Gezi isyanında Ethem Sarısülük’ü
öldürmedik,
Ali İsmail Korkmaz’a atılan son tekmeyle de bir alakamız yok,
Abdullah Can Cömert yoğun biber gazından ölmedi,
Mehmet Ayvalıtaş’ı ezen sürücüyü biz kollamadık,
Medeni Yıldırım Devlet kurşunuyla ölmedi,
Berkin Elvan’ı ekmek almaya giderken başından biz vurmadık,
Ahmet Atakan bizim attığımız biber gazı kapsülüyle vurulup düşmedi,
Uyuşturucuyla ve uyuşturucu satan çetelerle mücadele eden Hasan Ferit
Gedik’in kanlı gömleğini biz yok etmedik, katillerini korumadık,
Hakan Yaman’a işkence edip diri diri ateşe atmadık,
Antalya’da yakaladığımız Erdem Kara’ya sokak ortasında işkence etmedik diyememiş.
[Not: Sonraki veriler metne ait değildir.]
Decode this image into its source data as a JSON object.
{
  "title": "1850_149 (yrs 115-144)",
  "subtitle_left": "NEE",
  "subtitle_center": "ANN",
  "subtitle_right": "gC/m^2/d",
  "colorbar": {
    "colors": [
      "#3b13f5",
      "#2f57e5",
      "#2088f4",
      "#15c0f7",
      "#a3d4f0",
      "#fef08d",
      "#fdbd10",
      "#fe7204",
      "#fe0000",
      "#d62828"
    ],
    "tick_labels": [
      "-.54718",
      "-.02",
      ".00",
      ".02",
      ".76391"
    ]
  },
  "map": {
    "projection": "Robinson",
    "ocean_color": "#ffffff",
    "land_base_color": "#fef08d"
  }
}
Diyemez de… Çünkü biliyor ki halka biber gazı da sıkıyorlar, işkence de ediyorlar… Yetmiyor Günay Özarslan’da olduğu gibi yargısız infaz da ediyorlar.
Polis çocuğuna biz bunları yapmadık dese yalan söyleyeceğini biliyor.
Biliyor ki çocuğu büyüdüğünde iki dakika internete girip gezi olayları yazsa tüm o vahşeti görecek.
O yüzden çocuğuna cevap vermek yerine basına parkta yer alan resmi şikayet ediyor rahatsızlığını dile getiriyor.
Gaz sıktığınız, öldürdüğünüz o gencecik çocukların hayaleti peşinizi bırakmıyor, nerde olsa karşınıza çıkıyor ve çıkmaya devam edecek.